Barry knew there was no point in even talking about that. “All right,” he reluctantly agreed. “But you’ll do what I tell you to do, when I tell you to do it, without hesitation or question?”
“Yes,” she said quietly.
“Louder, Kate.”
“I said, ten-four, Rivers!” she shouted.
Barry grinned at her just as Jim Carson and the other drivers for Rivers Trucking showed up on the horizon. “Little but loud.”
“And stubborn,” she added.
Barry thought it best not to agree too much.
30
At a truck stop on Interstate 10, just outside Las Cruces, at a table set back from the other over-the-road drivers, Barry laid it all out for his people.
“If you think I’m gonna let Kate go ramblin’ off into a firefight alone, you’re crazy!” Beer Butt informed Barry. “There ain’t no way you’re gonna keep me out of this.”
Coyote, Swamp Wolf, Cottonmouth, and Cajun agreed with Beer Butt. They were staying, come hell or high water.
Barry knew there was no point in arguing with the men. He glanced at the other drivers around the table. To a person they wanted to go, but their wives and kids were invisibly standing in their way.

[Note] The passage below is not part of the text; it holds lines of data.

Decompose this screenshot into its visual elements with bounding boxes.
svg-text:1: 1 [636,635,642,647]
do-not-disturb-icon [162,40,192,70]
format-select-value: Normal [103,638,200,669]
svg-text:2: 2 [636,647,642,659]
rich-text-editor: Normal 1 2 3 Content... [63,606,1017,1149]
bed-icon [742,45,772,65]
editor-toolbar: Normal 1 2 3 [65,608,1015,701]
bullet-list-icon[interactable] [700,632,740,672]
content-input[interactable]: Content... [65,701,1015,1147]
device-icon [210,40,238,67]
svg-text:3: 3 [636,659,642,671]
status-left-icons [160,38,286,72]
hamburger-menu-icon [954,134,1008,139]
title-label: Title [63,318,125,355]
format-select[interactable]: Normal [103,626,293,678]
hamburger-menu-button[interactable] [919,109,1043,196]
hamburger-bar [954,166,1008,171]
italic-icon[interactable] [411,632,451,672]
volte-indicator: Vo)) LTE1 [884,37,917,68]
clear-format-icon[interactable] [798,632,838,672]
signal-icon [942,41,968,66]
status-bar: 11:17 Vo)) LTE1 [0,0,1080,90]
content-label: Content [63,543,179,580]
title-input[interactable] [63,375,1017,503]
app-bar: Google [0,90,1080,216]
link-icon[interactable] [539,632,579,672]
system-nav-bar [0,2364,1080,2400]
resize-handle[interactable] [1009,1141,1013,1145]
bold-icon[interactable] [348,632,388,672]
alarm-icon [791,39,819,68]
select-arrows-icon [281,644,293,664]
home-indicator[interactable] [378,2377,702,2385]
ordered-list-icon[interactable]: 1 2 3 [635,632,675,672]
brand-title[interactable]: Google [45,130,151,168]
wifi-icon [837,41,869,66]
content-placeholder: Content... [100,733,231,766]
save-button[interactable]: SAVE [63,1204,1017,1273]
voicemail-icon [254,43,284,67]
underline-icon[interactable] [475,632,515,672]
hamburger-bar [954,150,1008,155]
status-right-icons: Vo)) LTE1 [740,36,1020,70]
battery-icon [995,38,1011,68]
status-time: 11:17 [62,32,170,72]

Barry made it easier for the married men. “You people will continue to haul the contracted cargo in the SSTs. Rivers Trucking has got to make some money to keep my schemes going. Jim, you’re the road boss. You call the shots for the others. You best put some distance between us and yourselves. You’ve got your traveling orders. Take off.”
One by one, the drivers left. No one made a big show of shaking hands, not wanting to draw attention to anyone.